Re: [PATCH/RFC] debugobjects/slub: Print slab info and backtrace.

From: Thomas Gleixner
Date: Sun Nov 05 2023 - 19:13:36 EST


On Sun, Nov 05 2023 at 09:40, Ben Greear wrote:
> On 11/5/23 8:20 AM, Thomas Gleixner wrote:
>>> 16147 Nov 02 17:28:25 ct523c-2103 kernel: worker_thread+0x38a/0x680
>>
>> Can you please provide proper kernel dmesg output next time instead of
>> this mess?
>
> You are complaining because there are a few extra tokens put in this
> by journalctl?

Superfluous information is just distracting :)

>>> ODEBUG: free active (active state 0) object: ffff888181c029a0 object type: timer_list hint: kobject_delayed_cleanup+0x0/0x140
>>> WARNING: CPU: 1 PID: 104 at lib/debugobjects.c:549 debug_print_object+0xf0/0x170
>>> CPU: 1 PID: 104 Comm: kworker/1:10 Tainted: G W 6.6.0-rc7+ #17
>>> Workqueue: events kobject_delayed_cleanup
>>> RIP: 0010:debug_print_object+0xf0/0x170
>>> debug_check_no_obj_freed+0x261/0x2b0
>>> __kmem_cache_free+0x185/0x200
>>> device_release+0x57/0x100
>>> kobject_delayed_cleanup+0xdf/0x140
>>> process_one_work+0x475/0x920
>>> worker_thread+0x38a/0x680
>>
>> So what happens is:
>>
>> pps_unregister_cdev()
>> device_destroy()
>> put_device()
>> device_unregister()
>> device_del()
>> put_device() <- Drops final reference to dev->kobj
>> schedule_delayed_work()
>>
>> worker thread:
>> kobject_delayed_cleanup()
>> device_release()
>> pps_device_destruct()
>> cdev_del(&pps->cdev)
>> kobject_put(&cdev->kobj) <- Drops final reference
>> schedule_delayed_work()
>> init_timer(&cdev->kobj.release.timer);
>> start_timer();
>> ...
>> kfree(dev);
>> kfree(pps); <- Debug object detects the active timer to be freed
>> because cdev and its kobject are embedded in
>> struct pps_device.
>>
>> pps_device_destruct() is unfortunately not on the call trace of the
>> debug objects splat anymore stack because kfree(pps) is a tail call.
>
> So, is this a real bug, or just false positive?
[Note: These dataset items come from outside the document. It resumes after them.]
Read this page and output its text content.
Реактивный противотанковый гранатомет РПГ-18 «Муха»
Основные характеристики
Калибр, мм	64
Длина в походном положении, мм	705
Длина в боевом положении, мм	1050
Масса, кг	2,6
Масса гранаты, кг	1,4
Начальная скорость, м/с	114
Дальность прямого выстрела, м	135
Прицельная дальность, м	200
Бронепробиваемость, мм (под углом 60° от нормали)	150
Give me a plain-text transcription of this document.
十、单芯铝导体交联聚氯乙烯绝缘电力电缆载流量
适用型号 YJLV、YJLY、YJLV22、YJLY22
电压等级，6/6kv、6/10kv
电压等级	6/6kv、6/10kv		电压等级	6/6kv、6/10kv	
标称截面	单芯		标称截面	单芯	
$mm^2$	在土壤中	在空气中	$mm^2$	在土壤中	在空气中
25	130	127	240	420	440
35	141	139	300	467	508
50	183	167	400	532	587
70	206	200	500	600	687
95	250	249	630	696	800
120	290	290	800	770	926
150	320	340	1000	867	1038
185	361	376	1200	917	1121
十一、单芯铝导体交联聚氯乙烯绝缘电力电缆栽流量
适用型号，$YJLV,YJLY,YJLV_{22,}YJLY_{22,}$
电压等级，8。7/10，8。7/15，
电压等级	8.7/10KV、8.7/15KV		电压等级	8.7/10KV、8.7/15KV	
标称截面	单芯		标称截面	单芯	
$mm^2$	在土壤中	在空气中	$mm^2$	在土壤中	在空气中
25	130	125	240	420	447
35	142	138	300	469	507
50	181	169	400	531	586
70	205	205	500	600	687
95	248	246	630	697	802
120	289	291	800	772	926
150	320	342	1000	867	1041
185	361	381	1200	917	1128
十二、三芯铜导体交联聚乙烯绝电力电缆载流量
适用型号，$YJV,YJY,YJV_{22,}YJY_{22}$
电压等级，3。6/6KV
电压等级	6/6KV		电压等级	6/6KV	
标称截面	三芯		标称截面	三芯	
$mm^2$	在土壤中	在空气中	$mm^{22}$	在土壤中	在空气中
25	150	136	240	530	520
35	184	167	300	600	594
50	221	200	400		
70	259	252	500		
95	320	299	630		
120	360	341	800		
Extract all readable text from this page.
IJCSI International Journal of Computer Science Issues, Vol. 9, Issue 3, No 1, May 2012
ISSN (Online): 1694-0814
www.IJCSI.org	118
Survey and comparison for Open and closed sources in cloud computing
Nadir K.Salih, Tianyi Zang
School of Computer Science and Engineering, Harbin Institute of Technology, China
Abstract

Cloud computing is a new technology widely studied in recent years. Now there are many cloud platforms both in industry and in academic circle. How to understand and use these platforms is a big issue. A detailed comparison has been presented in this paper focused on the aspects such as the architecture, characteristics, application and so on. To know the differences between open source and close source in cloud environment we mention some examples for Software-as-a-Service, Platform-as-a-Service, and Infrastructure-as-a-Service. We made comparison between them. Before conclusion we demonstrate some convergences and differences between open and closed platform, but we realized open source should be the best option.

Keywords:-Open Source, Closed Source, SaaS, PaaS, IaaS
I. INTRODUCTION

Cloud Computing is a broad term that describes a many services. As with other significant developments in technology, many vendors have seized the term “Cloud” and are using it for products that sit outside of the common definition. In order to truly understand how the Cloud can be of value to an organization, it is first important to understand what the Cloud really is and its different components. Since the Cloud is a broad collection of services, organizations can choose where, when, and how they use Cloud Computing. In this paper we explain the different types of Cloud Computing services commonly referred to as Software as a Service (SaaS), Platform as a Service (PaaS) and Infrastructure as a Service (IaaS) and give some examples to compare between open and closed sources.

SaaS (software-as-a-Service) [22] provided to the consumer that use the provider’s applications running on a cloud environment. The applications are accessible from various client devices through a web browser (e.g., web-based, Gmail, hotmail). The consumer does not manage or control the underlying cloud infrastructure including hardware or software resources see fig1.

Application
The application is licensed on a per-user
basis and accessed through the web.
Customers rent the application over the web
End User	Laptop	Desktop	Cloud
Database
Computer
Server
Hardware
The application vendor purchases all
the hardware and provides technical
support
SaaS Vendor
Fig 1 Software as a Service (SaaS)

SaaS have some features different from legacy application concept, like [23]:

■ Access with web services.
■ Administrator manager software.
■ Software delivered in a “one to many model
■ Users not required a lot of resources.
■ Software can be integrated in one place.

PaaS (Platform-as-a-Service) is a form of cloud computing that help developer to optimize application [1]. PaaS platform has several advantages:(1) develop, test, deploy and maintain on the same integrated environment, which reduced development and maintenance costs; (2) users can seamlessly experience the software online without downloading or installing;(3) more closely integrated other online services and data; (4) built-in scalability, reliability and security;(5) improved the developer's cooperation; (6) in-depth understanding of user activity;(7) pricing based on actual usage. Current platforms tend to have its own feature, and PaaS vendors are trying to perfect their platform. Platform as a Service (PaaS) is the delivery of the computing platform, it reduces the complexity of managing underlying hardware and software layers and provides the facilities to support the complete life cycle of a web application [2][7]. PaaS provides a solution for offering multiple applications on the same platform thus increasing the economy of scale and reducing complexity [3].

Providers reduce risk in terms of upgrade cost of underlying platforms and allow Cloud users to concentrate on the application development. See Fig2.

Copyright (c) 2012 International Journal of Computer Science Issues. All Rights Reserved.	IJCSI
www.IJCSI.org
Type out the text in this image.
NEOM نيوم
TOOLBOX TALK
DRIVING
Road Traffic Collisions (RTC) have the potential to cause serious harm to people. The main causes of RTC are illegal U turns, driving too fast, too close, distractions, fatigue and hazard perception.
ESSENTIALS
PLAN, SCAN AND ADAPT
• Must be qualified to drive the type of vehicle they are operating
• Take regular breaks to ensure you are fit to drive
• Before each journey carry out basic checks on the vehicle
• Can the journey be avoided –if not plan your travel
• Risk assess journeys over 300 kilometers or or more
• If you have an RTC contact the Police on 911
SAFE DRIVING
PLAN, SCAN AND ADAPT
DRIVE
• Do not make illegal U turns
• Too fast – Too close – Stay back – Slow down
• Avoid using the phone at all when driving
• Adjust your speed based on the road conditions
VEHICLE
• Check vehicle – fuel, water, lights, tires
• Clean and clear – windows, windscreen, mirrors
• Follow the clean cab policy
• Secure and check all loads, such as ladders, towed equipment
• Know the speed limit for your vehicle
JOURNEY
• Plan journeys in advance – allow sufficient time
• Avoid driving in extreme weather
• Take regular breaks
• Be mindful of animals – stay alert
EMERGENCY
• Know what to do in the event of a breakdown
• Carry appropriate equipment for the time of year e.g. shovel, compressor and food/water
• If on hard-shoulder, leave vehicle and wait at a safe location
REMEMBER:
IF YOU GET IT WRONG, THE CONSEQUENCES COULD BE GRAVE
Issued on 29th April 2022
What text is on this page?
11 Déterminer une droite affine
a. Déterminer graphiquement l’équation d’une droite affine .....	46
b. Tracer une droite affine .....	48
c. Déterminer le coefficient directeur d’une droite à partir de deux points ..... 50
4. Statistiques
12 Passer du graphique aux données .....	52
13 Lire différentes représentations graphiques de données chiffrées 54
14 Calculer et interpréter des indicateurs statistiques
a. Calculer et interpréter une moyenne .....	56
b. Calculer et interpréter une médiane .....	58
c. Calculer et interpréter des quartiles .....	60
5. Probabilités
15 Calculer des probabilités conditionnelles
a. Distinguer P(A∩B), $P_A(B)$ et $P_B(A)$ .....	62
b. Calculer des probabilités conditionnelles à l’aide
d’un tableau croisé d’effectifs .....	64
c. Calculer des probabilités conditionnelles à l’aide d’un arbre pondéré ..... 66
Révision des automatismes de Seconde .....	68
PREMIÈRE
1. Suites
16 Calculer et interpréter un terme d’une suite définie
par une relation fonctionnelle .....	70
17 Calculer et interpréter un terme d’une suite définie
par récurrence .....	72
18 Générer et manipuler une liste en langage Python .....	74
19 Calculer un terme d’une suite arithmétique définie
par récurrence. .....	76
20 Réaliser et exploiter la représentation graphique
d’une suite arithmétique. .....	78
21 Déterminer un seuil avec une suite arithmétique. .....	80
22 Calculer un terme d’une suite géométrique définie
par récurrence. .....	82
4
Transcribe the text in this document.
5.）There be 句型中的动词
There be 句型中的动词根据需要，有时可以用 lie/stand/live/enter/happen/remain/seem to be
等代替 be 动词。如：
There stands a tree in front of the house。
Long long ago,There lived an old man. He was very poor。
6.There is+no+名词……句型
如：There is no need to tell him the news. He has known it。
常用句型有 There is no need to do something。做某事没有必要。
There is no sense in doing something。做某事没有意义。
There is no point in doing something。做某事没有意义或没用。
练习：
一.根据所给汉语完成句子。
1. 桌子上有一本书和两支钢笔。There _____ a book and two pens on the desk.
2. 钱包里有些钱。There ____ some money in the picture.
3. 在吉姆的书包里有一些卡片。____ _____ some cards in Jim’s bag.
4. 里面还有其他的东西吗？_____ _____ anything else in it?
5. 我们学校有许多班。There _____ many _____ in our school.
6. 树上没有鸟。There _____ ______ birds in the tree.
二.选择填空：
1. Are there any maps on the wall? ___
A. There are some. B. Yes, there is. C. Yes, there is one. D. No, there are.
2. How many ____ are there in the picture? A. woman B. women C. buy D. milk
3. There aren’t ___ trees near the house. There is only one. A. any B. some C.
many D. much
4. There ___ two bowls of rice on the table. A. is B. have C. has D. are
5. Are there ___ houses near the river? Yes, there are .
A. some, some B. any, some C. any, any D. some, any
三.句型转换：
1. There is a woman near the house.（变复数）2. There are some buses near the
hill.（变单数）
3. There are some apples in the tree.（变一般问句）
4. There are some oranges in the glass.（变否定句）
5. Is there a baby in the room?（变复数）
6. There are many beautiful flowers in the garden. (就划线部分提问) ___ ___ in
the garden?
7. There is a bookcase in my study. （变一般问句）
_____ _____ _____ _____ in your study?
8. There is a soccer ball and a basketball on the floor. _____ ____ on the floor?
Freeing an active timer is obviously a bug, no?

>> So yes, that collected stacktrace is helpful.
>
> The one I added, or was the original code enough to find this?

The one you added. Collecting this information is useful when the object
tracked by debugobjects provides a hint which does not give any
information about the source of trouble:

timer_list hint: kobject_delayed_cleanup+0x0/0x140

It points to the work function, but that function is useless to figure
out where the kobject belongs to. So the extra stack trace during init
provides the missing information.

Though I just looked at the patch again. This part is problematic:

> + trace_handle = stack_depot_save(entries, nr_entries, GFP_NOWAIT);

This breaks on RT as you cannot allocate with a raw spinlock held.

Let met think about that.

Thanks,

tglx